Dublin bans animal acts from circuses. Part of a broader shift?
As more and more people question the ethics of using animals to entertain, Dublin's city council bans all animal acts from circuses.
Richard Vogel/AP/File
Wild animals will no longer perform circus tricks in Dublin, Ireland.
The Dublin City Council voted to ban the use of animals in circus acts last week, marking the latest victory for animal rights activists.
"The tide is turning, and we welcome the day Irish circuses can thrive with proper artists and acrobats. That way everyone can have fun," John Carmody of Ireland's Animal Rights Action Network told Dublin Live.
Dublin isn't alone in taking this step. Mexico's ban of wild animals in circuses went into effect last year and many other countries have full or partial bans.
"What is wrong with using animals in circuses?" Mr. Carmody asked. "With the very best intentions in the world, a travelling circus is unable to adequately provide for the animals in their care."

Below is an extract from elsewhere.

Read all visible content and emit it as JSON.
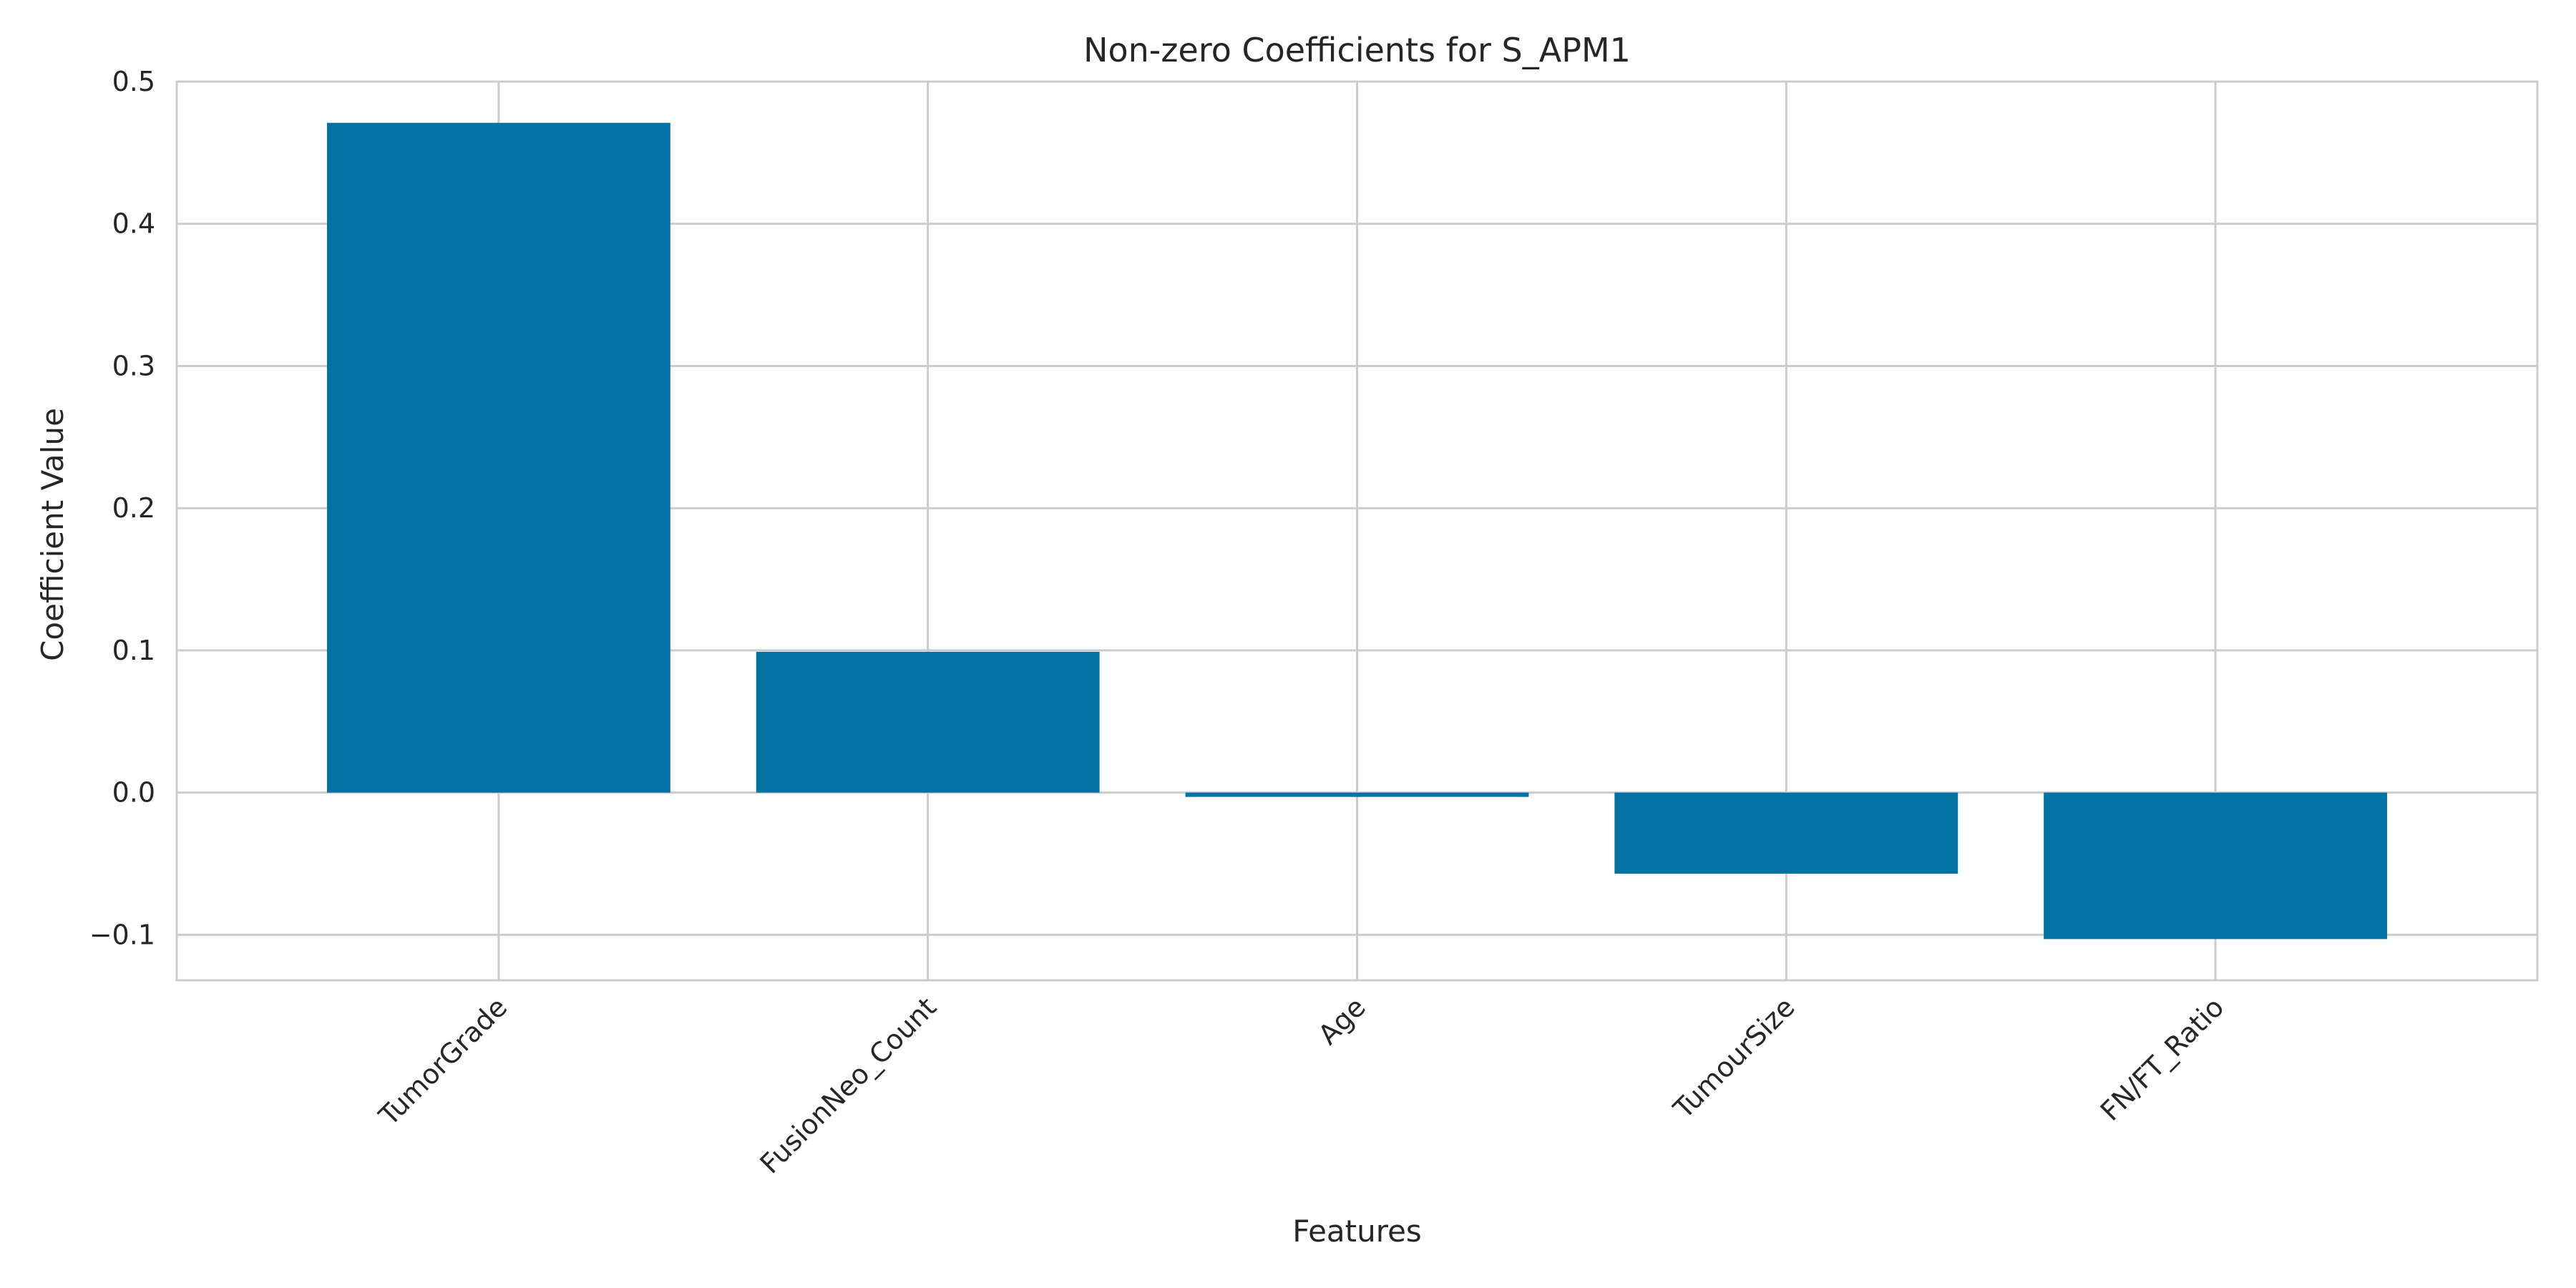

Jeff Kinzley, elephant manager at the Oakland Zoo, told The New York Times in 2015 that animals shouldn't be used in circuses or traveling shows because travel itself is a problem. The stress of travel "is pretty phenomenal, and you put in there the type of training that is used, pretty heavy-handed physical discipline, and the strain that goes along with that," he said.

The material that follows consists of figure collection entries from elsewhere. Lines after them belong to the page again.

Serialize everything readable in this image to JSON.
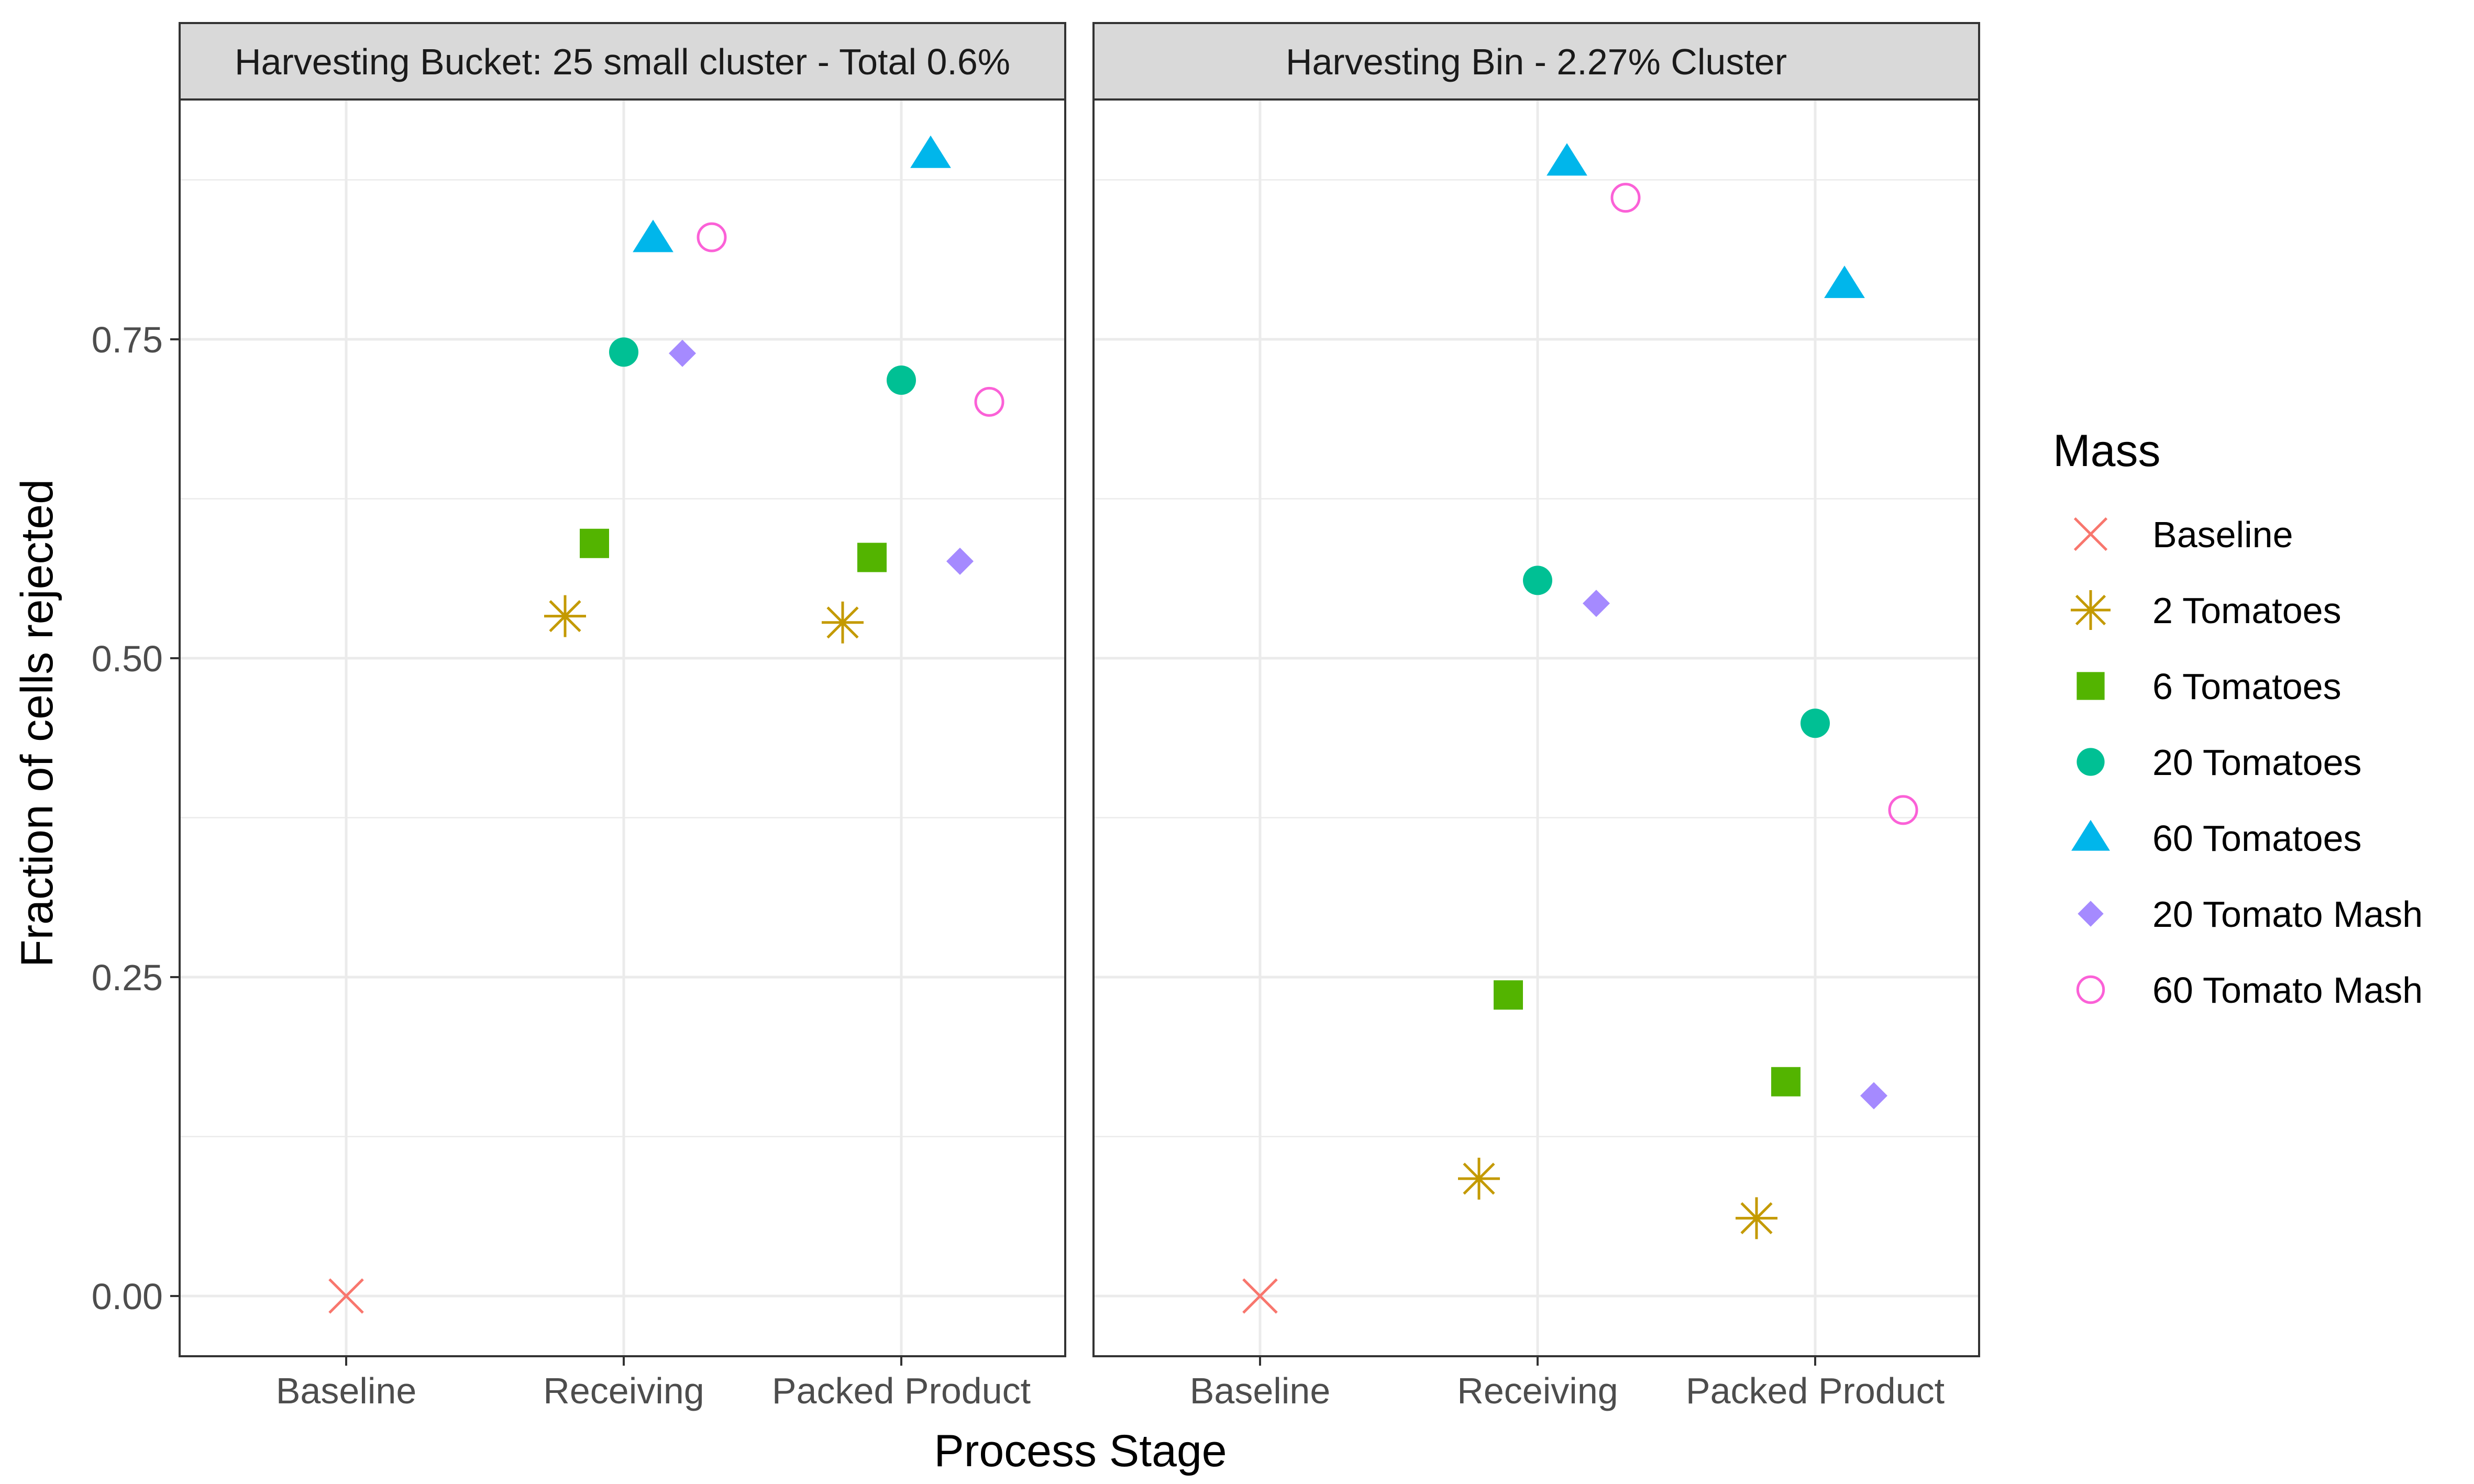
{
  "chart_data": {
    "type": "scatter",
    "xlabel": "Process Stage",
    "ylabel": "Fraction of cells rejected",
    "categories": [
      "Baseline",
      "Receiving",
      "Packed Product"
    ],
    "yticks": [
      0.0,
      0.25,
      0.5,
      0.75
    ],
    "ytick_labels": [
      "0.00",
      "0.25",
      "0.50",
      "0.75"
    ],
    "ylim": [
      -0.04,
      0.95
    ],
    "grid": true,
    "legend": {
      "title": "Mass",
      "position": "right",
      "entries": [
        {
          "name": "Baseline",
          "shape": "cross",
          "color": "#F8766D"
        },
        {
          "name": "2 Tomatoes",
          "shape": "asterisk",
          "color": "#C49A00"
        },
        {
          "name": "6 Tomatoes",
          "shape": "square",
          "color": "#53B400"
        },
        {
          "name": "20 Tomatoes",
          "shape": "circle",
          "color": "#00C094"
        },
        {
          "name": "60 Tomatoes",
          "shape": "triangle",
          "color": "#00B6EB"
        },
        {
          "name": "20 Tomato Mash",
          "shape": "diamond",
          "color": "#A58AFF"
        },
        {
          "name": "60 Tomato Mash",
          "shape": "open-circle",
          "color": "#FB61D7"
        }
      ]
    },
    "panels": [
      {
        "title": "Harvesting Bucket: 25 small cluster - Total 0.6%",
        "series": [
          {
            "name": "Baseline",
            "points": [
              {
                "x": "Baseline",
                "y": 0.0
              }
            ]
          },
          {
            "name": "2 Tomatoes",
            "points": [
              {
                "x": "Receiving",
                "y": 0.533
              },
              {
                "x": "Packed Product",
                "y": 0.528
              }
            ]
          },
          {
            "name": "6 Tomatoes",
            "points": [
              {
                "x": "Receiving",
                "y": 0.59
              },
              {
                "x": "Packed Product",
                "y": 0.579
              }
            ]
          },
          {
            "name": "20 Tomatoes",
            "points": [
              {
                "x": "Receiving",
                "y": 0.74
              },
              {
                "x": "Packed Product",
                "y": 0.718
              }
            ]
          },
          {
            "name": "60 Tomatoes",
            "points": [
              {
                "x": "Receiving",
                "y": 0.829
              },
              {
                "x": "Packed Product",
                "y": 0.895
              }
            ]
          },
          {
            "name": "20 Tomato Mash",
            "points": [
              {
                "x": "Receiving",
                "y": 0.739
              },
              {
                "x": "Packed Product",
                "y": 0.576
              }
            ]
          },
          {
            "name": "60 Tomato Mash",
            "points": [
              {
                "x": "Receiving",
                "y": 0.83
              },
              {
                "x": "Packed Product",
                "y": 0.701
              }
            ]
          }
        ]
      },
      {
        "title": "Harvesting Bin - 2.27% Cluster",
        "series": [
          {
            "name": "Baseline",
            "points": [
              {
                "x": "Baseline",
                "y": 0.0
              }
            ]
          },
          {
            "name": "2 Tomatoes",
            "points": [
              {
                "x": "Receiving",
                "y": 0.092
              },
              {
                "x": "Packed Product",
                "y": 0.061
              }
            ]
          },
          {
            "name": "6 Tomatoes",
            "points": [
              {
                "x": "Receiving",
                "y": 0.236
              },
              {
                "x": "Packed Product",
                "y": 0.168
              }
            ]
          },
          {
            "name": "20 Tomatoes",
            "points": [
              {
                "x": "Receiving",
                "y": 0.561
              },
              {
                "x": "Packed Product",
                "y": 0.449
              }
            ]
          },
          {
            "name": "60 Tomatoes",
            "points": [
              {
                "x": "Receiving",
                "y": 0.889
              },
              {
                "x": "Packed Product",
                "y": 0.793
              }
            ]
          },
          {
            "name": "20 Tomato Mash",
            "points": [
              {
                "x": "Receiving",
                "y": 0.543
              },
              {
                "x": "Packed Product",
                "y": 0.157
              }
            ]
          },
          {
            "name": "60 Tomato Mash",
            "points": [
              {
                "x": "Receiving",
                "y": 0.861
              },
              {
                "x": "Packed Product",
                "y": 0.381
              }
            ]
          }
        ]
      }
    ]
  }
}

In the United States, circus animals are quietly retiring, too. In May, the elephants that have been the face of the Ringling Bros. and Barnum & Bailey Circus for about two centuries performed their final show.
The circus company had decided to phase out the elephant act in response to consumer and economic pressures.
"There's been somewhat of a mood shift among our consumers," said Alana Feld, the executive vice president of parent company Feld Enterprises Inc., reported the Associated Press last year. "A lot of people aren't comfortable with us touring with our elephants."
But Kenneth Feld, company president, insisted, "We're not reacting to our critics; we're creating the greatest resource for the preservation of the Asian elephant."
The working elephants joined animals that had already retired to the company's 200-acre Center for Elephant Conservation in central Florida.
But Mr. Feld did acknowledge the economic pressures of legislation against circus animals in cities and counties across the country that made it more difficult and more expensive to organize tours for the three traveling circuses under the Feld Enterprises umbrella. "All of the resources used to fight these things can [now] be put toward the elephants," he said.
Circuses aren't the only spectacles changing their practices in response to animal rights activists. In March, SeaWorld ended its killer whale breeding program. As they had long since pledged not to collect orcas from the wild, that meant the whole program will be phased out within a decade or two.
SeaWorld's announcement came amid growing criticism of the way the captive marine animals were treated, which was fueled by the release of the 2013 documentary "Blackfish."
"The announcement today is the humane economy at work, where businesses … realize that doing right by animals is going to eliminate risk and provide economic opportunity," Wayne Pacelle, executive director of the Humane Society of the United States (HSUS), a former critic that has partnered with SeaWorld in the theme park’s new initiative, told The Christian Science Monitor in March.
"At the root of it is an emerging consciousness among consumers/voters," he added. "They’re demanding more from decision-makers and wanting companies to do better on animal welfare."
Part of the pressure comes from an increased understanding of animal cognition, says Barbara King, anthropology professor at William & Mary in Williamsburg, Va., and author of "How Animals Grieve."
"There is a sea change going on in our culture about animals, and we are coming to recognize the profound depth of animal emotion and thinking and suffering," Dr. King told the Monitor in March 2015. "This research is beginning to trickle down into the public awareness and driving public outcry."
Ironically, researchers have learned this from caged animals, Sarah Cunningham, a professor in the Captive Wildlife Care and Education program at Unity College in Maine, told the Monitor.
"Part of the reason [societal attitudes] are changing is because we’ve learned so much about the cognitive abilities and social lives of other species from individuals that we work with and study in captivity," she said.
Keeping animals in captivity can be good for the public, argued blogger James Norton in a 2013 article for the Monitor.
"Book and Web searches are fine and dandy, but to really gain an appreciation for the miracle of biology that is an elephant, or octopus, or ostrich, it really helps to see one in the flesh," he wrote. "There are far worse ways to stimulate young minds than putting them in close proximity to an alien life-form, and letting them sort out all the differences between animals and people – and all the shared ground, too."